|
EII, ETL or EAI: Making sense of the alphabet soup
Here is your common-sense guide to modern-day integration.
by Claudia Imhoff
Ever since the first two programs were written to capture electronic data, we have tried to glue the data back together again. Integration has been the long-standing goal for many companies and fortunately we now have the technology to help us do that. Yet companies are still unclear where the features of one technology end and those of the other begin. What is each technology designed to do? When is it better to use one over another? Do the technologies complement or compete with each other?

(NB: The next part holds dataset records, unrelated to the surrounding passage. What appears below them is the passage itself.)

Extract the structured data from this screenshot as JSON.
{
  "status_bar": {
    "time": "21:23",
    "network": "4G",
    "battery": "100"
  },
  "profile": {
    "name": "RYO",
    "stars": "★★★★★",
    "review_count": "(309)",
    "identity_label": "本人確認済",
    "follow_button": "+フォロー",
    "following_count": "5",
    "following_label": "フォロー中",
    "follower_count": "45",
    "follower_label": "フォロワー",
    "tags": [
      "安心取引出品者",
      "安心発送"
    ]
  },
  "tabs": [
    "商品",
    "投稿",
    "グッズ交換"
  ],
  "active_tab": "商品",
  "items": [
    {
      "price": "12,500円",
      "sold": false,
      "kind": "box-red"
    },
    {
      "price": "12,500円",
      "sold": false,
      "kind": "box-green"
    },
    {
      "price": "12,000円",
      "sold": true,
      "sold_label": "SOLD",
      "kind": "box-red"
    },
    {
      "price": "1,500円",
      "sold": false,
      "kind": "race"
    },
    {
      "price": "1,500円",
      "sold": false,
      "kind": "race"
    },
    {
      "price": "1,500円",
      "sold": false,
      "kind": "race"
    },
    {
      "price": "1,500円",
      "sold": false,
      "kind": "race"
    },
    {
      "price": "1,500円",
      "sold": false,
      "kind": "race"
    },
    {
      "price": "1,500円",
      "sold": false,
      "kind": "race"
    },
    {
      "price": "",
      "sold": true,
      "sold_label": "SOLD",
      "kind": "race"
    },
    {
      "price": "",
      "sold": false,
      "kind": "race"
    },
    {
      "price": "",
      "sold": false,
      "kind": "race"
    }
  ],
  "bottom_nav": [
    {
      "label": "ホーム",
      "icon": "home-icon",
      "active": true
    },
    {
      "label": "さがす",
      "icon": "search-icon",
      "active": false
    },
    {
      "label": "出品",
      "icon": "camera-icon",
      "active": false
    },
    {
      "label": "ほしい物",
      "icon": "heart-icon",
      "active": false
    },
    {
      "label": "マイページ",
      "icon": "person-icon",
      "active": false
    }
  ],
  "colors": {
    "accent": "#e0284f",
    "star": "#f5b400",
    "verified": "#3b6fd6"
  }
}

The key to successful integration is
an understanding of each integration technique and its capabilities. Then you will be able to determine when to use
one or the other and why. Let's start
out by defining the three integration techniques—data consolidation, data
federation and data propagation—and the technologies closely aligned
with these techniques.
Data consolidation is the set of processes that capture, cleanse, integrate, transform and load data into a target data store. Typically, data is consolidated from operational data sources and loaded into BI (business intelligence) data stores
such as the data warehouse, ODS
(operational data stores) and data marts by using
ETL (extract, transform and load)
technologies. The targets for the
technologies are databases.
Data federation is the set of processes that provide a real-time integrated view of disparate data types from multiple sources, providing a universal data access layer. Typically, data federation applies EII (enterprise information integration) technologies to create on-demand or virtual data stores and views of data. The targets for these technologies are the
end users in the business community.
Data propagation is the set of processes by which an organization
centralizes and optimizes application integration through bulk data movement. Typically, data propagation applies EAI (enterprise application integration)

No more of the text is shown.